L’objectif de cet amendement précis, un peu moins lourd que le précédent, est de décourager les opérations de LBO les plus risquées, en supprimant l’avantage fiscal lié à la déductibilité des intérêts.

Mme la présidente. Quel est l’avis de la commission?

M. Gilles Carrez, rapporteur général . Ma réponse sera la même que pour l’amendement précédent car les montages en LBO s’inscrivent dans la question globale du recours à la dette de préférence à l’augmentation des fonds propres.

(L’amendement n° 93, repoussé par le Gouvernement, n’est pas adopté.)

Mme la présidente. La parole est à M. Henri Emmanuelli, pour soutenir l’amendement n°115.

M. Henri Emmanuelli. Cet amendement s’inspire d’une idée dont on nous a dit qu’elle était fausse: privilégier le bénéfice réinvesti par rapport au bénéfice distribué. On nous a expliqué un peu sommairement que ce n’était pas réaliste, pas praticable. Nous pensons l’inverse.

Madame la ministre, malgré ses déboires actuels sur le plan financier, notre pays possède la particularité d’avoir un taux d’épargne complètement ahurissant: 16 % à 17 % du PIB. J’y ai fait allusion lors de la discussion générale, hier soir, sans me faire d’illusion: le débat ne va pas s’ouvrir sur l’effondrement de l’investissement privé et public et sur la montée corrélative du taux d’épargne.

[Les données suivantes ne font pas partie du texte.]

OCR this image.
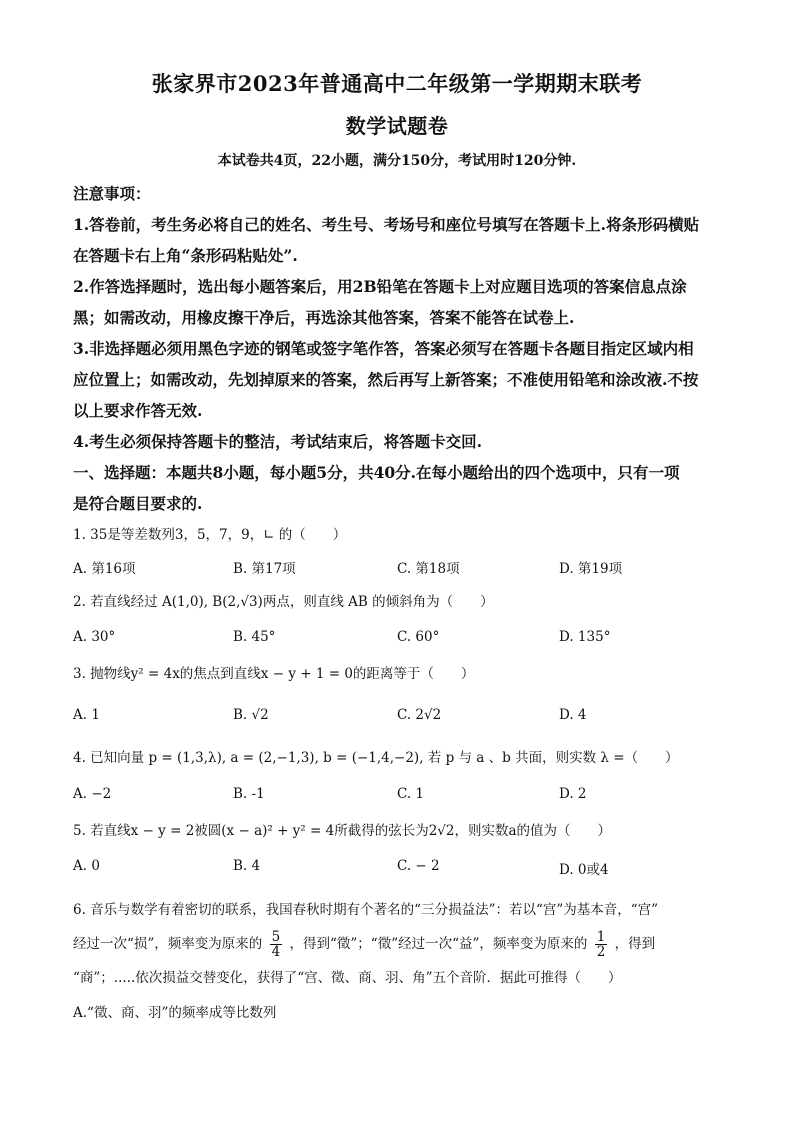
张家界市2023年普通高中二年级第一学期期末联考
数学试题卷
本试卷共4页，22小题，满分150分，考试用时120分钟.
注意事项：
1.答卷前，考生务必将自己的姓名、考生号、考场号和座位号填写在答题卡上.将条形码横贴
在答题卡右上角“条形码粘贴处”.
2.作答选择题时，选出每小题答案后，用2B铅笔在答题卡上对应题目选项的答案信息点涂
黑；如需改动，用橡皮擦干净后，再选涂其他答案，答案不能答在试卷上.
3.非选择题必须用黑色字迹的钢笔或签字笔作答，答案必须写在答题卡各题目指定区域内相
应位置上；如需改动，先划掉原来的答案，然后再写上新答案；不准使用铅笔和涂改液.不按
以上要求作答无效.
4.考生必须保持答题卡的整洁，考试结束后，将答题卡交回.
一、选择题：本题共8小题，每小题5分，共40分.在每小题给出的四个选项中，只有一项
是符合题目要求的.
1. 35是等差数列3，5，7，9，∟ 的（　　）
A. 第16项	B. 第17项	C. 第18项	D. 第19项
2. 若直线经过 A(1,0), B(2,√3)两点，则直线 AB 的倾斜角为（　　）
A. 30°	B. 45°	C. 60°	D. 135°
3. 抛物线y² = 4x的焦点到直线x − y + 1 = 0的距离等于（　　）
A. 1	B. √2	C. 2√2	D. 4
4. 已知向量 p = (1,3,λ), a = (2,−1,3), b = (−1,4,−2), 若 p 与 a 、b 共面，则实数 λ =（　　）
A. −2	B. -1	C. 1	D. 2
5. 若直线x − y = 2被圆(x − a)² + y² = 4所截得的弦长为2√2，则实数a的值为（　　）
A. 0	B. 4	C. − 2	D. 0或4
6. 音乐与数学有着密切的联系，我国春秋时期有个著名的“三分损益法”：若以“宫”为基本音，“宫”
经过一次“损”，频率变为原来的 $\frac{5}{4}$ ，得到“徵”；“徵”经过一次“益”，频率变为原来的 $\frac{1}{2}$ ，得到
“商”；.....依次损益交替变化，获得了“宫、徵、商、羽、角”五个音阶．据此可推得（　　）
A.“徵、商、羽”的频率成等比数列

Pourtant, notre amendement serait une façon de donner un coup de fouet à nos investissements productifs. Notre pays se porterait mieux avec un peu moins d’épargne et un peu plus d’investissements. Vous devriez y réfléchir sérieusement.

Mme la présidente. Quel est l’avis de la commission?

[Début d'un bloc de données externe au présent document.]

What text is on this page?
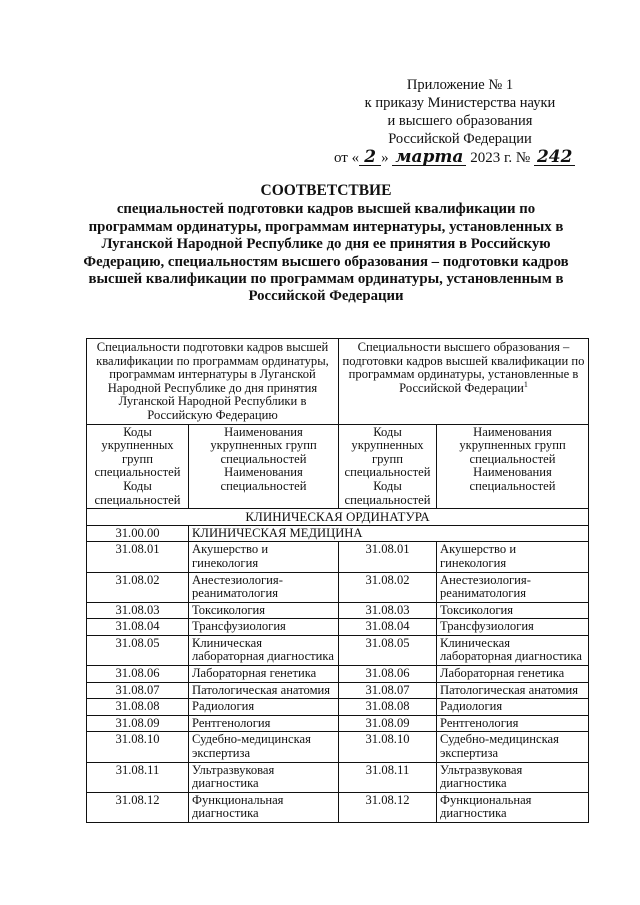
Приложение № 1
к приказу Министерства науки
и высшего образования
Российской Федерации
от « 2 » марта 2023 г. № 242
СООТВЕТСТВИЕ
специальностей подготовки кадров высшей квалификации по программам ординатуры, программам интернатуры, установленных в Луганской Народной Республике до дня ее принятия в Российскую Федерацию, специальностям высшего образования – подготовки кадров высшей квалификации по программам ординатуры, установленным в Российской Федерации
Специальности подготовки кадров высшей квалификации по программам ординатуры, программам интернатуры в Луганской Народной Республике до дня принятия Луганской Народной Республики в Российскую Федерацию		Специальности высшего образования – подготовки кадров высшей квалификации по программам ординатуры, установленные в Российской Федерации$^1$
Коды укрупненных групп специальностей Коды специальностей	Наименования укрупненных групп специальностей Наименования специальностей	Коды укрупненных групп специальностей Коды специальностей	Наименования укрупненных групп специальностей Наименования специальностей
КЛИНИЧЕСКАЯ ОРДИНАТУРА			
31.00.00	КЛИНИЧЕСКАЯ МЕДИЦИНА		
31.08.01	Акушерство и гинекология	31.08.01	Акушерство и гинекология
31.08.02	Анестезиология-реаниматология	31.08.02	Анестезиология-реаниматология
31.08.03	Токсикология	31.08.03	Токсикология
31.08.04	Трансфузиология	31.08.04	Трансфузиология
31.08.05	Клиническая лабораторная диагностика	31.08.05	Клиническая лабораторная диагностика
31.08.06	Лабораторная генетика	31.08.06	Лабораторная генетика
31.08.07	Патологическая анатомия	31.08.07	Патологическая анатомия
31.08.08	Радиология	31.08.08	Радиология
31.08.09	Рентгенология	31.08.09	Рентгенология
31.08.10	Судебно-медицинская экспертиза	31.08.10	Судебно-медицинская экспертиза
31.08.11	Ультразвуковая диагностика	31.08.11	Ультразвуковая диагностика
31.08.12	Функциональная диагностика	31.08.12	Функциональная диагностика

M. Gilles Carrez, rapporteur général. La question posée par cet amendement est réglée.

M. Henri Emmanuelli. Comment cela, réglée?

M. Gilles Carrez, rapporteur général . Ce dispositif d’exonération d’IS a été supprimé dans le cadre du collectif de fin d’année 2009.

(L’amendement n°115, repoussé par le Gouvernement, n’est pas adopté.)

Mme la présidente. La parole est à Mme Martine Carrillon-Couvreur, pour défendre l’amendement n°107.

Mme Martine Carrillon-Couvreur. Cet amendement a trait à la fiscalisation des indemnités journalières des accidents du travail, et je vais revenir sur ce sujet sur lequel nous avons déjà réagi.

Nous considérons que cette mesure est inacceptable et choquante dans la mesure où elle va pénaliser des personnes qui ont été victimes d’accidents dans le cadre de leur travail. Cela ressemble à une provocation de la justifier en utilisant, comme vous le faites, la notion d’équité, sachant qu’il existe dans notre pays des niches fiscales représentant près de 75 milliards d’euros en 2010.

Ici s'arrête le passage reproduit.